Résumé
Note de la rédaction
Rapport qualité-prix : intéressant si tu exploites tout, sinon trop cher
Design & prise en main : compacte, modulable… mais pas parfaite
Batterie & connectivité : ça fait le job, mais attention aux détails
Confort : bien pour les joueurs pointilleux, moins pour les mains larges
Durabilité & fiabilité : les sticks sont solides, le reste un peu moins rassurant
Performance & sensations en jeu : précis, mais dépend beaucoup de ta plateforme
Présentation : ce que la Victrix Pro BFG Reloaded promet concrètement
Points Forts
- Sticks à effet Hall limitant fortement le risque de drift et offrant une bonne précision
- Modularité poussée : configuration asymétrique/symétrique, croix directionnelles et module fightpad 6 boutons
- Plusieurs modes de connexion (dongle faible latence, Bluetooth, câble USB-C 3 m) et autonomie correcte autour de 20 h
Points Faibles
- Logiciel PC capricieux ou inutilisable pour certains, avec impossibilité de mapper les boutons arrière ou régler les zones mortes
- Fiabilité discutable sur certains points (port USB-C HS au bout de quelques mois, lock de gâchettes jugé cheap)
- Version PC moins complète (pas de vibrations, fightpad parfois absent) pour un prix quand même élevé
Caractéristiques
Voir la fiche produit complète →| Marque | Turtle Beach |
Une manette « premium » qui ne fait pas l’unanimité
J’ai passé du temps à décortiquer les retours sur la Victrix Pro BFG Reloaded de Turtle Beach, parce que sur le papier ça ressemble à la manette « ultime » pour PS5/PS4/PC : sticks à effet Hall, modules interchangeables, fightpad, sans fil, Bluetooth, boutons arrière… Bref, tout le vocabulaire qui fait briller les yeux des joueurs. Mais quand tu regardes les avis, tu sens vite qu’il y a un décalage entre ce qui est promis et ce que certains reçoivent vraiment.
Concrètement, on est sur un produit orienté joueurs « sérieux », ceux qui touchent à la sensibilité des sticks, aux profils, qui jouent à des FPS ou à des jeux de baston de façon régulière. Si tu joues juste à FIFA une fois par semaine, tu vas payer pour plein de trucs que tu n’utiliseras jamais. Par contre si tu viens d’une manette Xbox Elite ou d’une DualSense Edge, là tu vas forcément comparer chaque détail, et c’est là que les petits défauts ressortent encore plus.

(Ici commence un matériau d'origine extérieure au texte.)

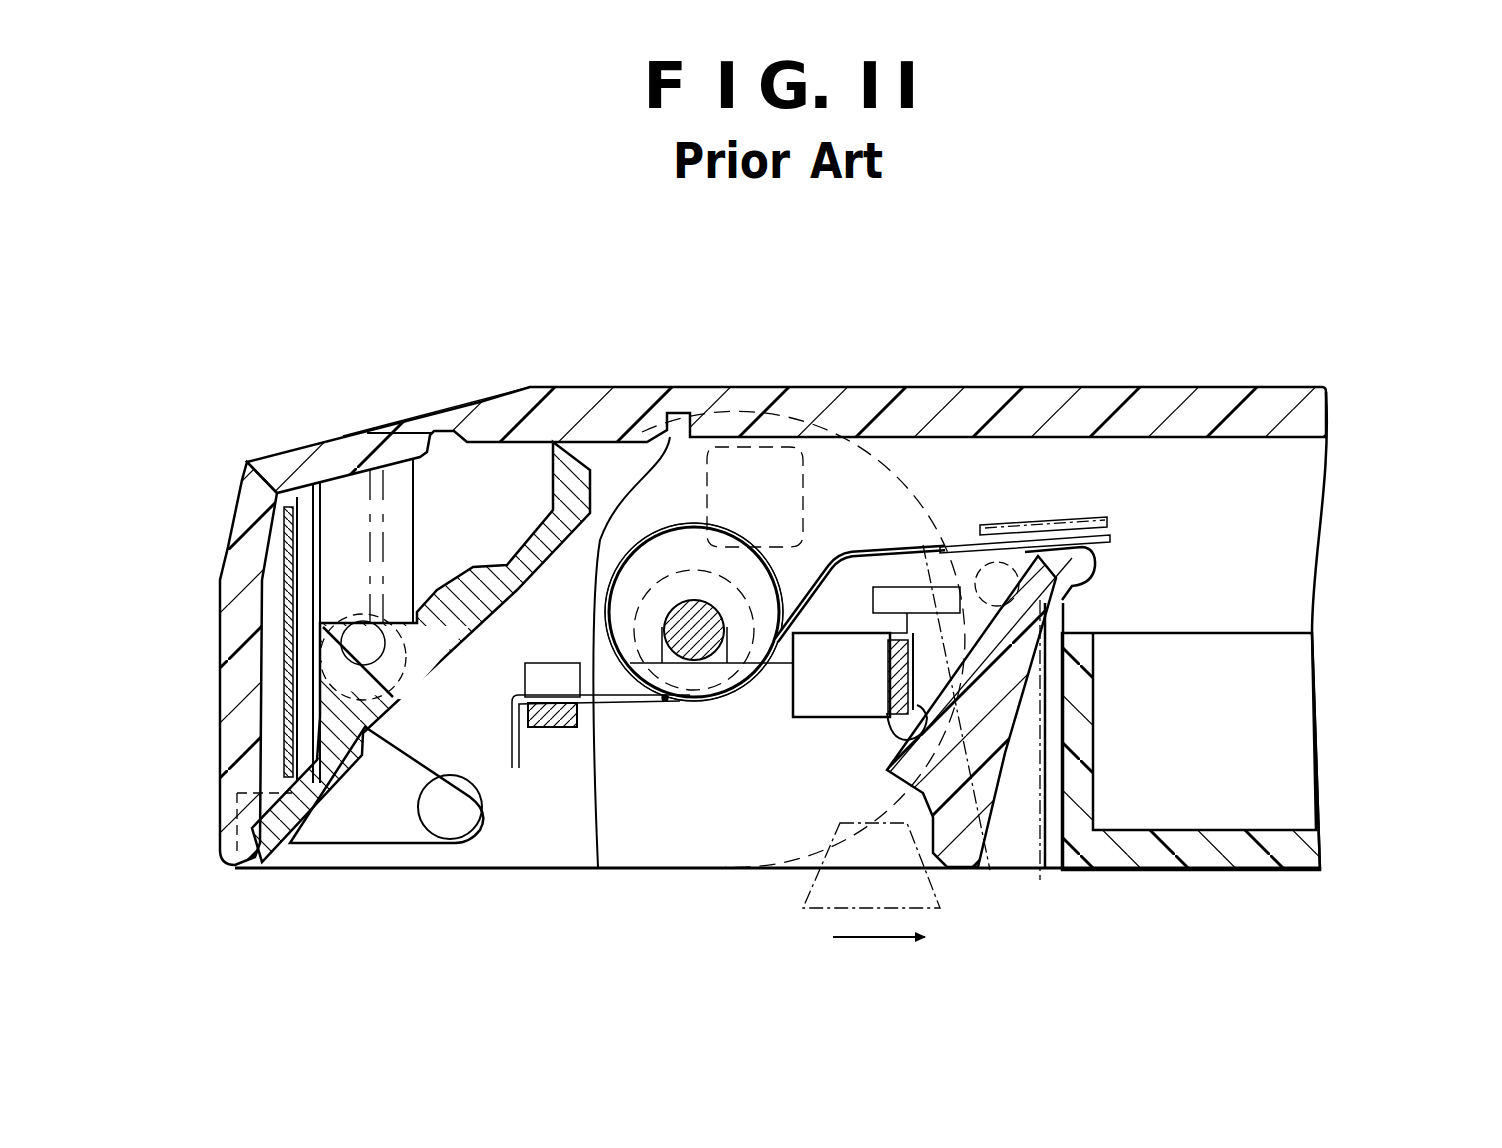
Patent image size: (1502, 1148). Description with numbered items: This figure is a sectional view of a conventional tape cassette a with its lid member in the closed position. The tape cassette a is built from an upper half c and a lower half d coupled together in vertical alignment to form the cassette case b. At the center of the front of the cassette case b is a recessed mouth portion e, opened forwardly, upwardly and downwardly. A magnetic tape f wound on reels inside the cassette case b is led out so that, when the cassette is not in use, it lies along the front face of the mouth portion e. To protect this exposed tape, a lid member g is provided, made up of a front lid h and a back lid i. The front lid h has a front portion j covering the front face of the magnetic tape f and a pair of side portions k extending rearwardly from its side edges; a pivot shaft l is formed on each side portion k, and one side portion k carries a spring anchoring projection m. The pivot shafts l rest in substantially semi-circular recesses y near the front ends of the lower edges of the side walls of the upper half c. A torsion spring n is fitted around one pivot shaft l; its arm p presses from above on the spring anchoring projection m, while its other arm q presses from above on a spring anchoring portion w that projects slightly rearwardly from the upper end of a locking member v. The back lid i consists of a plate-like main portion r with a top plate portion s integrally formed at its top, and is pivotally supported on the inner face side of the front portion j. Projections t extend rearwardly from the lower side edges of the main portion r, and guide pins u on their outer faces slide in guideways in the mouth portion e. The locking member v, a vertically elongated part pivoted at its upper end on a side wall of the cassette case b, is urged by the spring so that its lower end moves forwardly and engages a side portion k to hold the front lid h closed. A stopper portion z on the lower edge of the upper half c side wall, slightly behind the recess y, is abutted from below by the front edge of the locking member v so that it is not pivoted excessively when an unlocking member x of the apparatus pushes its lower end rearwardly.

The tape cassette a is at (412, 252).
The cassette case b is at (1448, 562).
The upper half c is at (1300, 596).
The lower half d is at (1300, 696).
The mouth portion e is at (528, 828).
The magnetic tape f is at (290, 686).
The lid member g is at (350, 338).
The front lid h is at (292, 447).
The back lid i is at (458, 405).
The front portion j is at (232, 604).
The side portions k is at (876, 470).
The pivot shaft l is at (700, 665).
The spring anchoring projection m is at (548, 702).
The torsion spring n is at (735, 680).
The arm p is at (602, 704).
The arm q is at (948, 547).
The main portion r is at (430, 650).
The top plate portion s is at (588, 412).
The projections t is at (342, 830).
The guide pins u is at (412, 822).
The locking member v is at (984, 866).
The spring anchoring portion w is at (1080, 573).
The unlocking member x is at (800, 896).
The semi-circular recesses y is at (716, 620).
The stopper portion z is at (860, 686).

Ce qui ressort des retours utilisateurs, c’est un mélange de « manette impeccable » pour certains et de « grosse déception » pour d’autres. Entre ceux qui sont contents de la précision et de la modularité, et ceux qui se plaignent du logiciel PC, de l’absence de vibration sur certaines versions, ou de problèmes matériels au bout de quelques mois, l’expérience n’est pas uniforme du tout. Ça sent la bonne idée pas totalement maîtrisée sur toute la ligne.
Dans ce test, je vais rester terre à terre : pas de phrases toutes faites, juste ce que la manette semble vraiment apporter, où elle se plante, et pour quel type de joueur ça a du sens. Si tu cherches un avis « joueur lambda mais exigeant », qui compare un peu avec ce qui existe déjà, ça devrait t’aider à voir si la Victrix Pro BFG Reloaded vaut le coup pour toi ou si tu as mieux à faire de ton budget.
Rapport qualité-prix : intéressant si tu exploites tout, sinon trop cher
Le rapport qualité-prix de la Victrix Pro BFG Reloaded dépend vraiment de ton profil de joueur. Si tu es du genre à passer du temps à configurer ta manette, à jouer à des FPS, des jeux de combat, et à profiter des sticks à effet Hall, des boutons arrière, du module fightpad, etc., tu vas exploiter une bonne partie de ce que tu payes. Dans ce cas-là, même si le prix est élevé, tu peux te dire que ça se défend : une seule manette pour tout faire, avec une vraie personnalisation matérielle.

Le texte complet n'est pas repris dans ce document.